Friday, March 29, 2024
NewsTest tube dinners to replace traditional Christmas meals

Test tube dinners to replace traditional Christmas meals

A SCOTTISH department store is offering customers a new way of cooking Christmas dinner- in a test tube.

Harvey Nichols in Edinburgh is selling a molecular cuisine kit, which allows people to experiment with unusual dishes you would normally see done by TV chef Heston Blumenthal.

The £29.99 kit includes pipettes, tubing, silicone moulds and instructions on how to use syringes and ice baths to complete the experimental dishes.

The traditional Christmas dinner could soon be replaced by test tube meals if the new cuisine kit proves a hit

 

Recipes in the kit include foie gras, muscat and dark chocolate lollipops for a starter, pulled duck confit, white wine and orange spaghetti for a main course and frosty mint and chocolate marshmallows for desert.

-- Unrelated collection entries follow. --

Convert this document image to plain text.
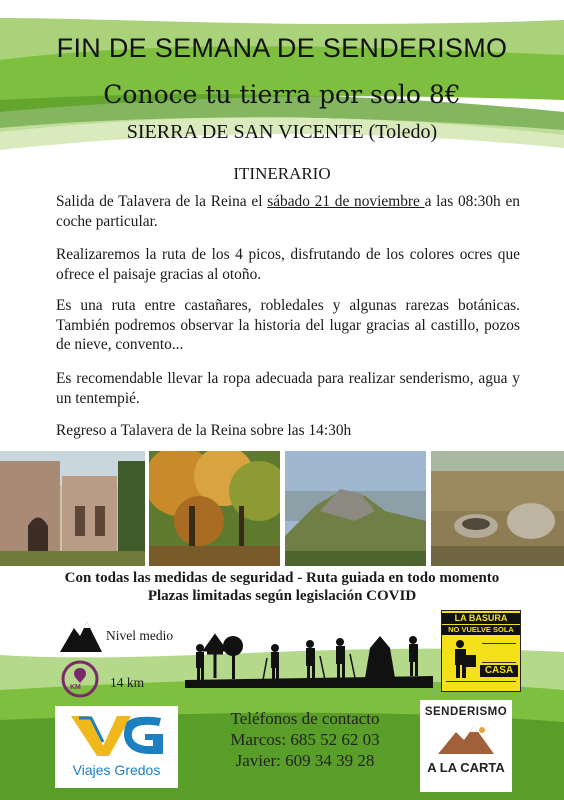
FIN DE SEMANA DE SENDERISMO
Conoce tu tierra por solo 8€
SIERRA DE SAN VICENTE (Toledo)
ITINERARIO
Salida de Talavera de la Reina el sábado 21 de noviembre a las 08:30h en coche particular.
Realizaremos la ruta de los 4 picos, disfrutando de los colores ocres que ofrece el paisaje gracias al otoño.
Es una ruta entre castañares, robledales y algunas rarezas botánicas. También podremos observar la historia del lugar gracias al castillo, pozos de nieve, convento...
Es recomendable llevar la ropa adecuada para realizar senderismo, agua y un tentempié.
Regreso a Talavera de la Reina sobre las 14:30h
Con todas las medidas de seguridad - Ruta guiada en todo momento
Plazas limitadas según legislación COVID
Nivel medio
KM 14 km
LA BASURA
NO VUELVE SOLA
CASA
Viajes Gredos
Teléfonos de contacto
Marcos: 685 52 62 03
Javier: 609 34 39 28
SENDERISMO
A LA CARTA
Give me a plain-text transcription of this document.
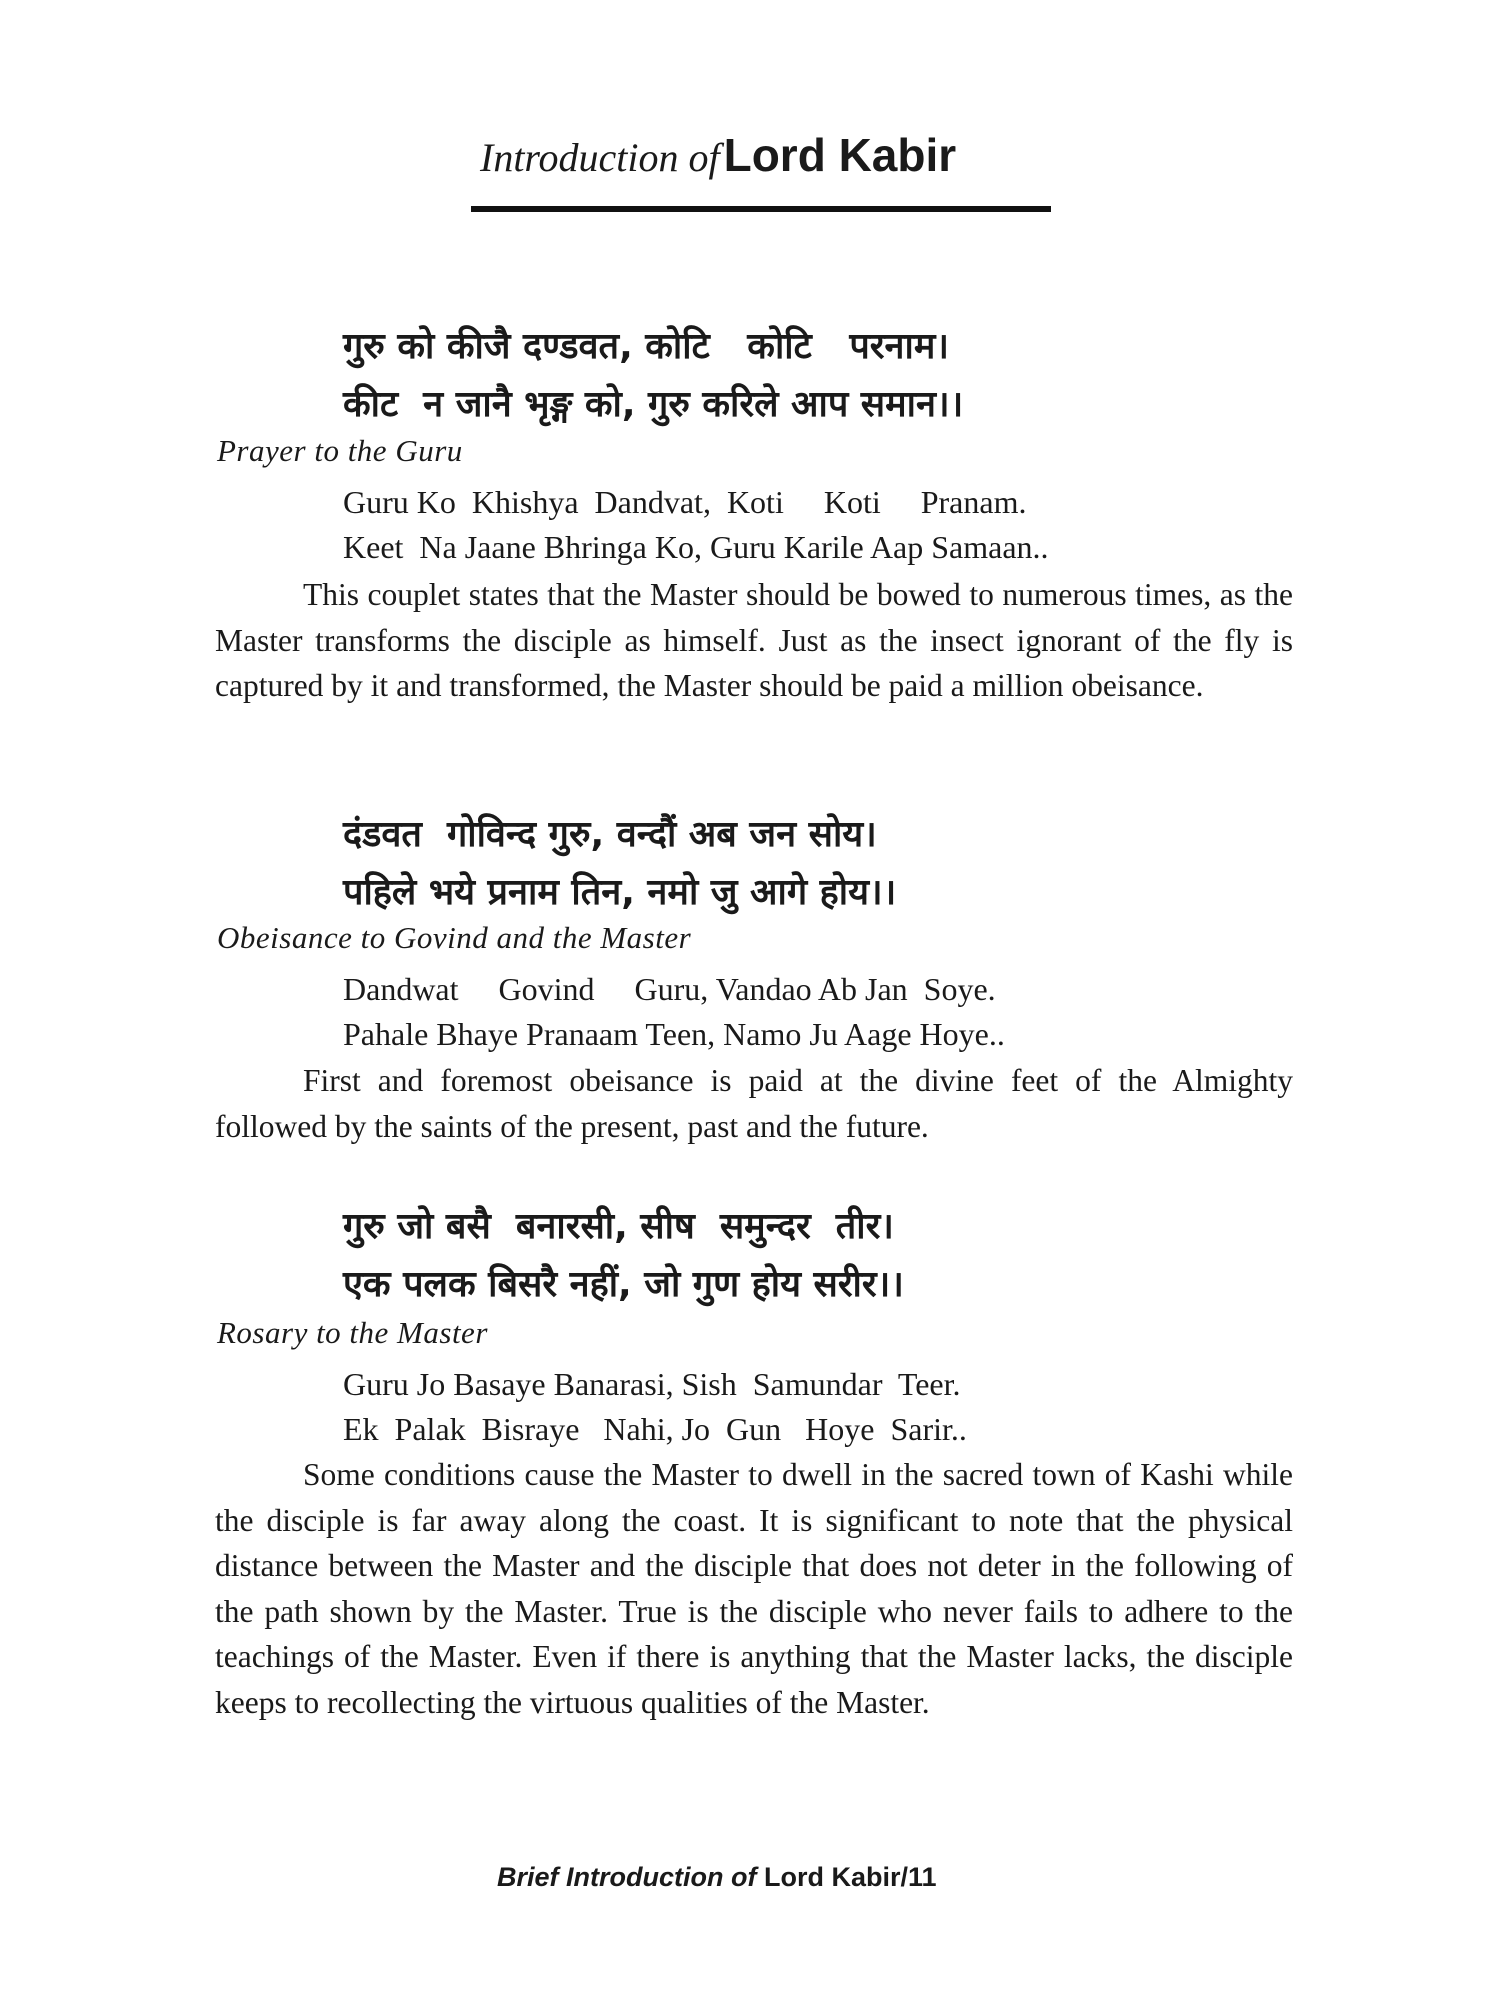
Introduction of Lord Kabir
गुरु को कीजै दण्डवत, कोटि   कोटि   परनाम।
कीट  न जानै भृङ्ग को, गुरु करिले आप समान।।
Prayer to the Guru
Guru Ko  Khishya  Dandvat,  Koti     Koti     Pranam.
Keet  Na Jaane Bhringa Ko, Guru Karile Aap Samaan..
This couplet states that the Master should be bowed to numerous times, as the Master transforms the disciple as himself. Just as the insect ignorant of the fly is captured by it and transformed, the Master should be paid a million obeisance.
दंडवत  गोविन्द गुरु, वन्दौं अब जन सोय।
पहिले भये प्रनाम तिन, नमो जु आगे होय।।
Obeisance to Govind and the Master
Dandwat     Govind     Guru, Vandao Ab Jan  Soye.
Pahale Bhaye Pranaam Teen, Namo Ju Aage Hoye..
First and foremost obeisance is paid at the divine feet of the Almighty followed by the saints of the present, past and the future.
गुरु जो बसै  बनारसी, सीष  समुन्दर  तीर।
एक पलक बिसरै नहीं, जो गुण होय सरीर।।
Rosary to the Master
Guru Jo Basaye Banarasi, Sish  Samundar  Teer.
Ek  Palak  Bisraye   Nahi, Jo  Gun   Hoye  Sarir..
Some conditions cause the Master to dwell in the sacred town of Kashi while the disciple is far away along the coast. It is significant to note that the physical distance between the Master and the disciple that does not deter in the following of the path shown by the Master. True is the disciple who never fails to adhere to the teachings of the Master. Even if there is anything that the Master lacks, the disciple keeps to recollecting the virtuous qualities of the Master.
Brief Introduction of Lord Kabir/11
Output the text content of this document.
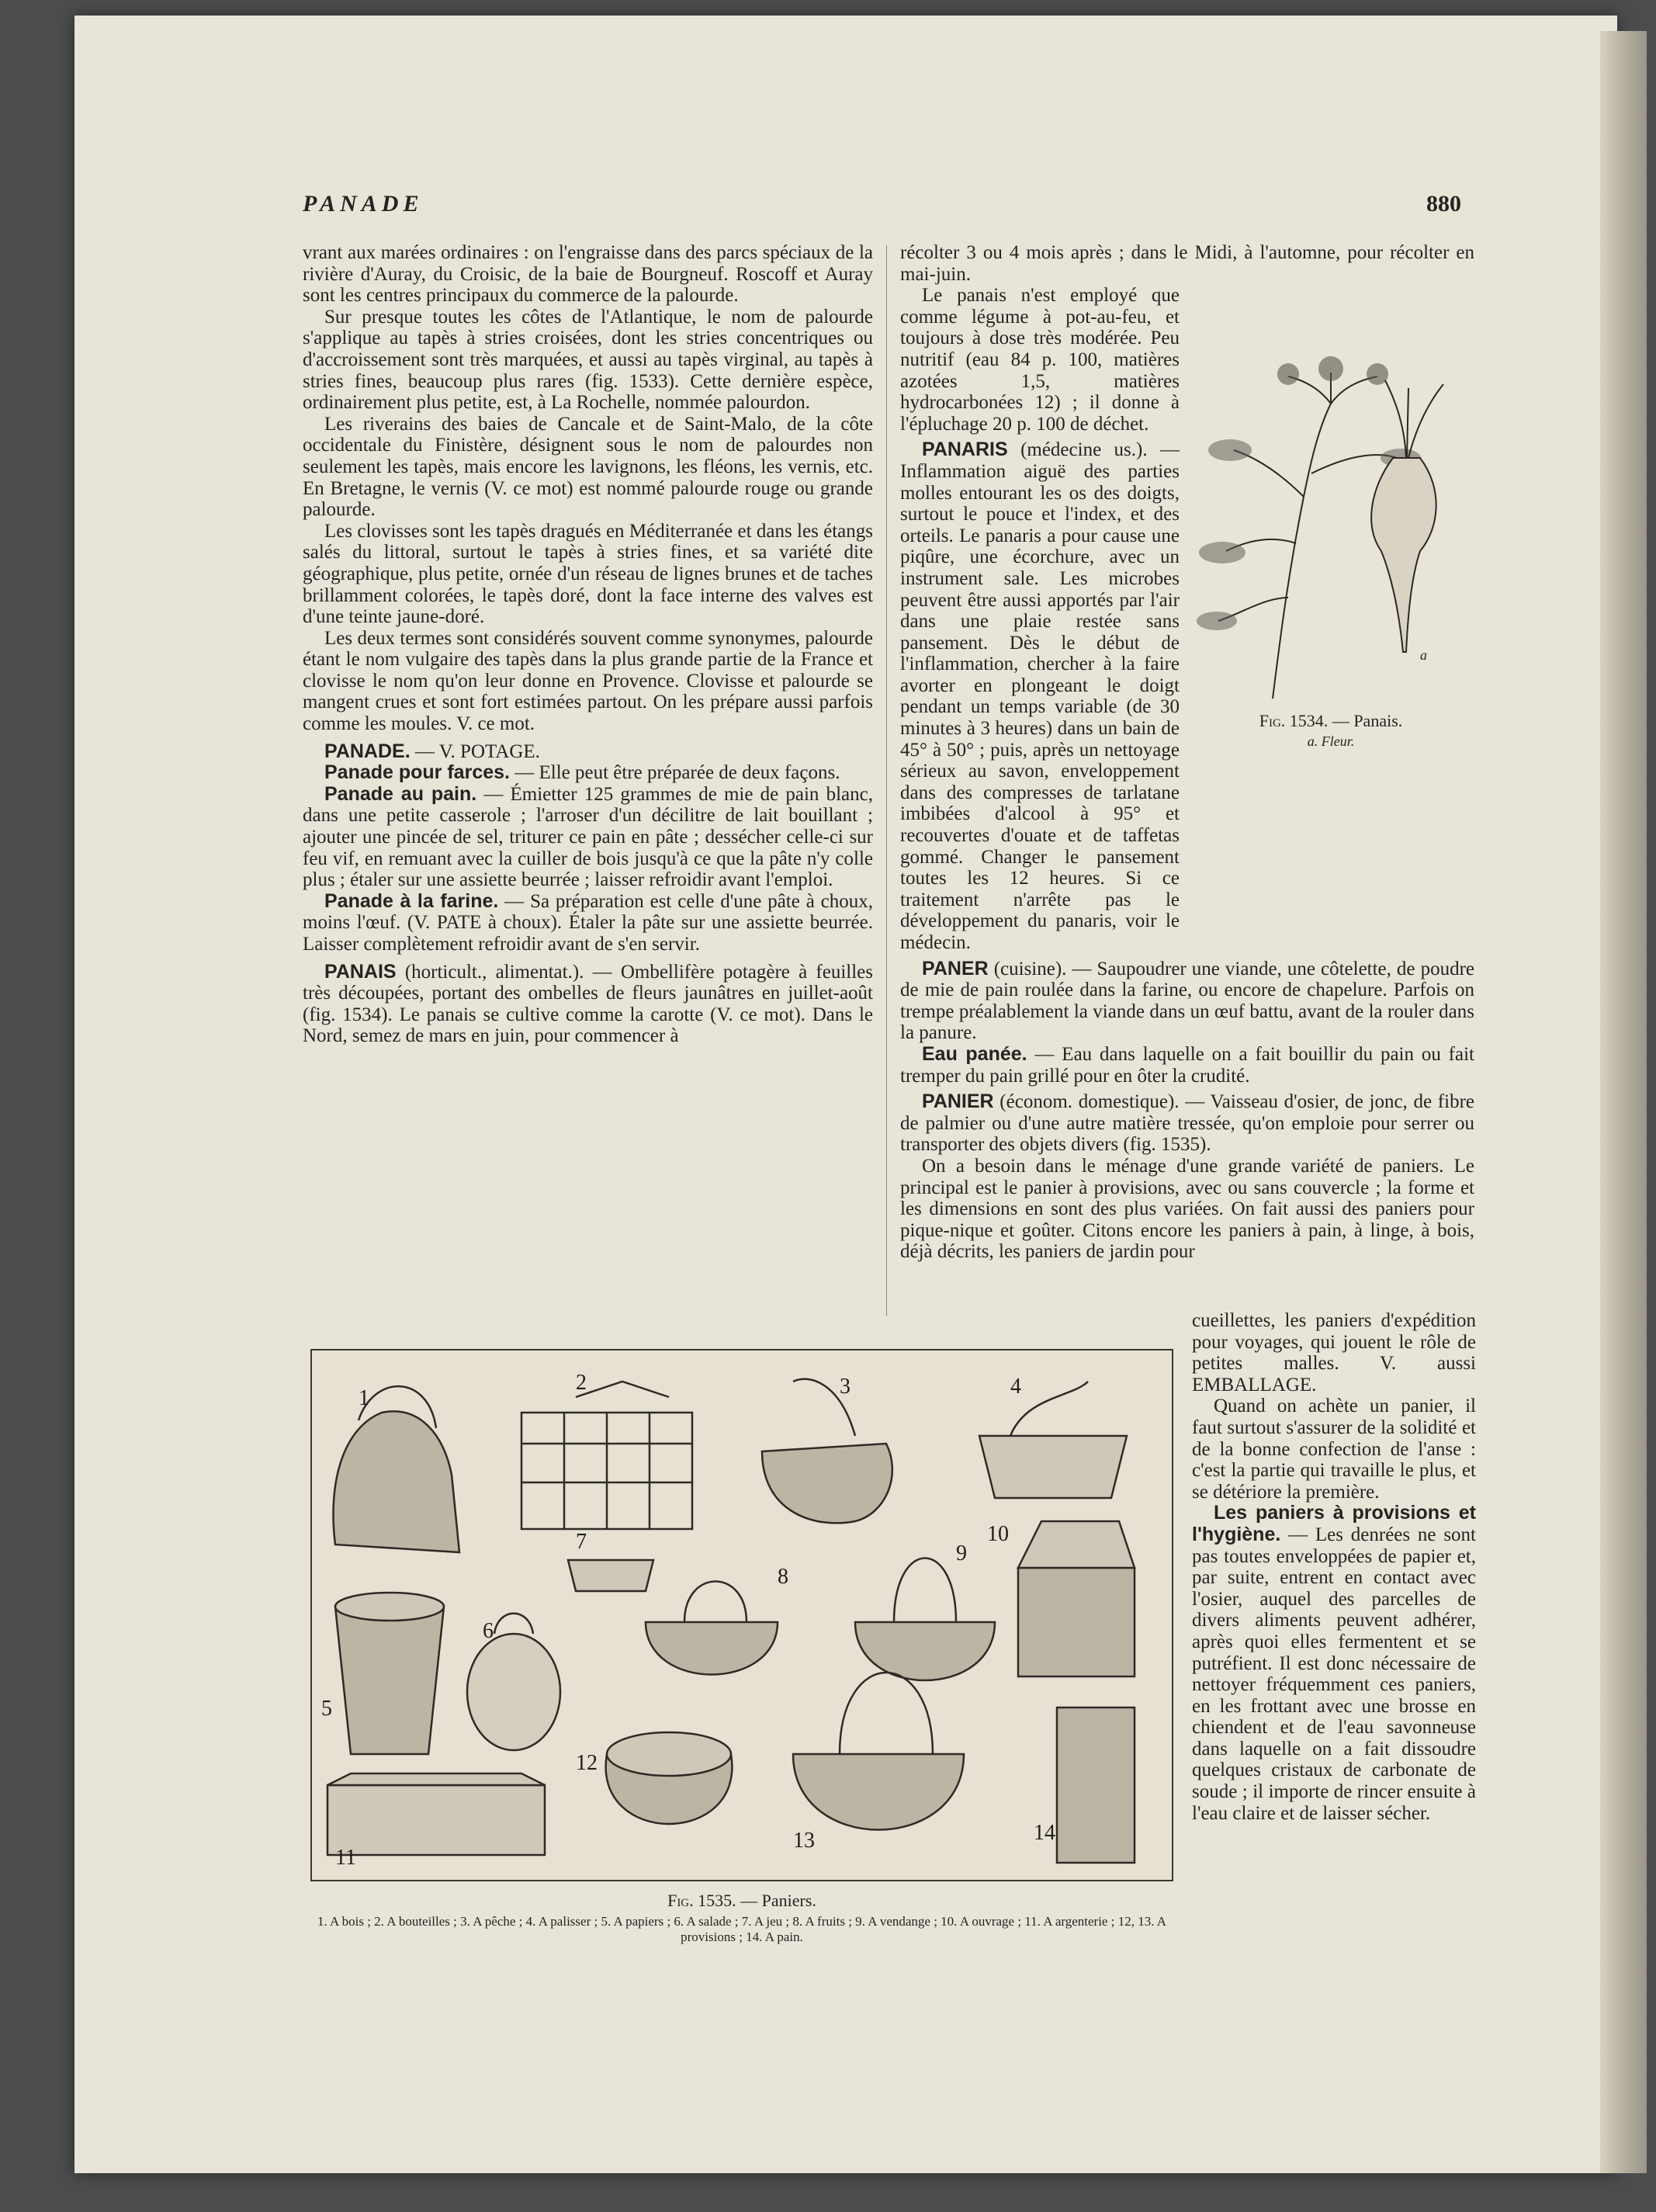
PANADE	880

vrant aux marées ordinaires : on l'engraisse dans des parcs spéciaux de la rivière d'Auray, du Croisic, de la baie de Bourgneuf. Roscoff et Auray sont les centres principaux du commerce de la palourde.

Sur presque toutes les côtes de l'Atlantique, le nom de palourde s'applique au tapès à stries croisées, dont les stries concentriques ou d'accroissement sont très marquées, et aussi au tapès virginal, au tapès à stries fines, beaucoup plus rares (fig. 1533). Cette dernière espèce, ordinairement plus petite, est, à La Rochelle, nommée palourdon.

Les riverains des baies de Cancale et de Saint-Malo, de la côte occidentale du Finistère, désignent sous le nom de palourdes non seulement les tapès, mais encore les lavignons, les fléons, les vernis, etc. En Bretagne, le vernis (V. ce mot) est nommé palourde rouge ou grande palourde.

Les clovisses sont les tapès dragués en Méditerranée et dans les étangs salés du littoral, surtout le tapès à stries fines, et sa variété dite géographique, plus petite, ornée d'un réseau de lignes brunes et de taches brillamment colorées, le tapès doré, dont la face interne des valves est d'une teinte jaune-doré.

Les deux termes sont considérés souvent comme synonymes, palourde étant le nom vulgaire des tapès dans la plus grande partie de la France et clovisse le nom qu'on leur donne en Provence. Clovisse et palourde se mangent crues et sont fort estimées partout. On les prépare aussi parfois comme les moules. V. ce mot.

PANADE. — V. POTAGE.

Panade pour farces. — Elle peut être préparée de deux façons.

Panade au pain. — Émietter 125 grammes de mie de pain blanc, dans une petite casserole ; l'arroser d'un décilitre de lait bouillant ; ajouter une pincée de sel, triturer ce pain en pâte ; dessécher celle-ci sur feu vif, en remuant avec la cuiller de bois jusqu'à ce que la pâte n'y colle plus ; étaler sur une assiette beurrée ; laisser refroidir avant l'emploi.

Panade à la farine. — Sa préparation est celle d'une pâte à choux, moins l'œuf. (V. PATE à choux). Étaler la pâte sur une assiette beurrée. Laisser complètement refroidir avant de s'en servir.

PANAIS (horticult., alimentat.). — Ombellifère potagère à feuilles très découpées, portant des ombelles de fleurs jaunâtres en juillet-août (fig. 1534). Le panais se cultive comme la carotte (V. ce mot). Dans le Nord, semez de mars en juin, pour commencer à

récolter 3 ou 4 mois après ; dans le Midi, à l'automne, pour récolter en mai-juin.

Le panais n'est employé que comme légume à pot-au-feu, et toujours à dose très modérée. Peu nutritif (eau 84 p. 100, matières azotées 1,5, matières hydrocarbonées 12) ; il donne à l'épluchage 20 p. 100 de déchet.

PANARIS (médecine us.). — Inflammation aiguë des parties molles entourant les os des doigts, surtout le pouce et l'index, et des orteils. Le panaris a pour cause une piqûre, une écorchure, avec un instrument sale. Les microbes peuvent être aussi apportés par l'air dans une plaie restée sans pansement. Dès le début de l'inflammation, chercher à la faire avorter en plongeant le doigt pendant un temps variable (de 30 minutes à 3 heures) dans un bain de 45° à 50° ; puis, après un nettoyage sérieux au savon, enveloppement dans des compresses de tarlatane imbibées d'alcool à 95° et recouvertes d'ouate et de taffetas gommé. Changer le pansement toutes les 12 heures. Si ce traitement n'arrête pas le développement du panaris, voir le médecin.

PANER (cuisine). — Saupoudrer une viande, une côtelette, de poudre de mie de pain roulée dans la farine, ou encore de chapelure. Parfois on trempe préalablement la viande dans un œuf battu, avant de la rouler dans la panure.

Eau panée. — Eau dans laquelle on a fait bouillir du pain ou fait tremper du pain grillé pour en ôter la crudité.

PANIER (économ. domestique). — Vaisseau d'osier, de jonc, de fibre de palmier ou d'une autre matière tressée, qu'on emploie pour serrer ou transporter des objets divers (fig. 1535).

On a besoin dans le ménage d'une grande variété de paniers. Le principal est le panier à provisions, avec ou sans couvercle ; la forme et les dimensions en sont des plus variées. On fait aussi des paniers pour pique-nique et goûter. Citons encore les paniers à pain, à linge, à bois, déjà décrits, les paniers de jardin pour

a
Fig. 1534. — Panais.
a. Fleur.

cueillettes, les paniers d'expédition pour voyages, qui jouent le rôle de petites malles. V. aussi EMBALLAGE.

Quand on achète un panier, il faut surtout s'assurer de la solidité et de la bonne confection de l'anse : c'est la partie qui travaille le plus, et se détériore la première.

Les paniers à provisions et l'hygiène. — Les denrées ne sont pas toutes enveloppées de papier et, par suite, entrent en contact avec l'osier, auquel des parcelles de divers aliments peuvent adhérer, après quoi elles fermentent et se putréfient. Il est donc nécessaire de nettoyer fréquemment ces paniers, en les frottant avec une brosse en chiendent et de l'eau savonneuse dans laquelle on a fait dissoudre quelques cristaux de carbonate de soude ; il importe de rincer ensuite à l'eau claire et de laisser sécher.

1
2	3	4
5
6
7
8
9
10
11
12
13	14
Fig. 1535. — Paniers.
1. A bois ; 2. A bouteilles ; 3. A pêche ; 4. A palisser ; 5. A papiers ; 6. A salade ; 7. A jeu ; 8. A fruits ; 9. A vendange ; 10. A ouvrage ; 11. A argenterie ; 12, 13. A provisions ; 14. A pain.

There is also a spherical chorizo and cider side, a deconstructed tiramisu Christmas pudding, gelled pina colada, chocolate-balsamic macaroon, spherical tzatziki and apple and bear tea.

A spokesman for Harvey Nichols said: “It’s giving people the opportunity to create the sort of dishes they’ve seen on television or heard about at home.

“It’s something that’s a bit different, it allows you to create a meal that looks spectacular and tastes quite exciting. If you’re having a dinner party around the festive season you can really play about with it and surprise your guests because it’s not going to be something they’re going to have anywhere else.

The kit also includes recipes for sauces made of foam and spherification-  a technique where flavoured gel liquids form the shape of a sphere when plunged into an ice bath.

Roy Brett, head chef and proprietor at Ondine at the Missoni Hotel in Edinburgh, said: “It’s a bit of fun at the end of the day.

“You’ve got to take it for what it is- some people will enjoy cooking like that, but if anyone asks me round for Christmas lunch and it’s a test tube turkey roast, I’m not going.”

Molecular cooking has become increasing popular thanks to Heston Blumenthal who is known for his artistic creations in his restaurant the Fat Duck in Berkshire.

He also has his own television shows such as Heston’s Feasts where he  creates dishes such as snail porridge, meat fruit and bacon and egg ice-cream.

This new cooking technique, molecular cooking, was founded in 1992 by French chemist Herve This and Hungarian physicist Nicholas Kurti.

They made creations such as meringue in a vacuum chamber and cooked sausages across car batteries.

Mr Kurti said: “I think it is a sad reflection on our civilisation that while we can and do measure the temperature in the atmosphere of Venus we do not know what goes on inside our souffles.”

However, Fiona Burrell, who runs the Edinburgh New Town Cookery School, is not convinced by the idea.

She said: “In the 1980s you had people bringing in nouvelle cuisine and some did it very well but the more it expands into the world the more it gets diluted, and it went further away from the original concept it started to get itself a bad name and moved on.

“I suspect with chefs in kitchen the more that happens with molecular cooking the more they will just move on to the next new thing.

She added: “Some people can handle that type of cooking very well, but there are very few professional market who can.

“There have been lots of attempts at what Heston and El Bulli do and they’ve not done particularly well, but in the right hands it can be really good.”